Jennifer Yang will launch an exciting new Identity and Inequality beat for the Star. She joined the newsroom in 2009 as a year-long intern and immediately distinguished herself as part of the G20 team that won an NNA for breaking news in 2010, the same year she won an NNA for her explanatory piece on the 33 trapped miners in Chile. For the past four years, Jennifer has covered the global health beat, writing about everything from Bhutan’s first psychiatrist to the search for underwater antibiotics in Iceland. When the Ebola epidemic began in 2014, she was the first Canadian reporter to travel to West Africa and report on the outbreak on the ground. As the Star’s new identity and inequality reporter, Jennifer will tackle issues relating to race, gender, sexual orientation and other identities, with a focus on investigations and features that explore the complexities of these incredibly timely subjects that are at the centre of much of today’s social and political conversations. She will report with the social justice team in the beats, bureaus and columnists area, starting immediately.

Allan Woods will continue his fantastic reporting on non-political, non-Ontario national news and enterprise reporting, now for the breaking news/enterprise desk. Allan has been a tremendous leader in big breaking news, reporting from the centre of some of our biggest stories, and sometimes leading a team in the field. Examples include the Haiti earthquake, the horrific Lac-Megantic train disaster and the pre-death interview with ISIS wannabe and explosives enthusiast Aaron Driver. He has covered half a dozen federal and provincial elections.

Allan was a radio-roomer while at Ryerson University. He went to Ottawa with the National Post in 2005, joined the Star in 2007 and moved to Montreal in 2012.

He is probably best known in some circles for asking Stephen Harper at the kick off of the 2005-06 election if he “loved Canada” as much as his opponent Paul Martin did.
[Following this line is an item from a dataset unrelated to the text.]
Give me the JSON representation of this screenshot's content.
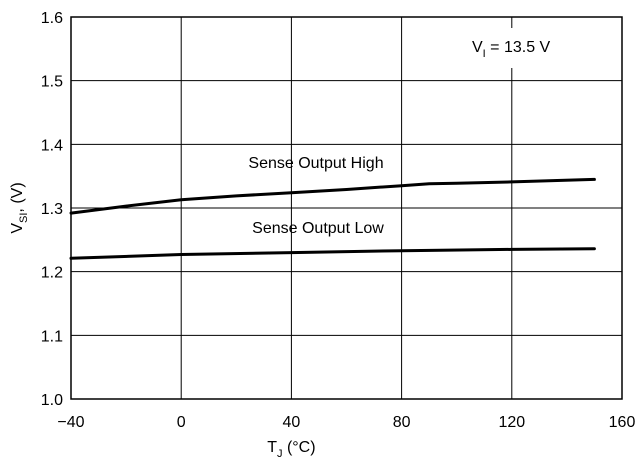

He answered that he believed the country had “great potential”—a stumble that he later recovered from to become prime minister.

He will add strong, national news heft and deep journalistic knowledge to the department, from his Montreal base, starting immediately.

Jacques Gallant will formalize and expand upon his stellar work with a new Legal Affairs beat. He started at the Star as a summer intern in 2012, and became a permanent staff reporter in 2015. In his time at the Star, he has been on scene for major stories including the Lac-Megantic disaster, the deadly seniors’ residence fire in Isle-Verte, mass murder in Calgary and a shooting at the Brampton courthouse. He was part of the team nominated for a 2014 National Newspaper Award for investigating allegations of sexual assault against Jian Ghomeshi. For the past year and a half, in a stream of front page stories, he has primarily focused his work on legal affairs coverage, writing about everything from access to justice issues, to doctors who continue to practise after sexually abusing their patients, and the level of secrecy that continues to shroud the investigations into police-related fatalities in Ontario. He is always up for a good confrontation with a surly courthouse staffer. He will report with the justice team in the beats, bureaus and columnists area, starting immediately.

Please join me in congratulating Patrick, Serena, Jennifer, Allan and Jacques in these new moves and/or roles.

There will be more announcements in the near future. Once again, thank you all for the insight you provided to help us reshape the newsroom together, to double down on the journalism that makes a difference, with the vision, ambition and power the Star is known for. Our strength is the newsroom – thank you for helping make it the best it can be.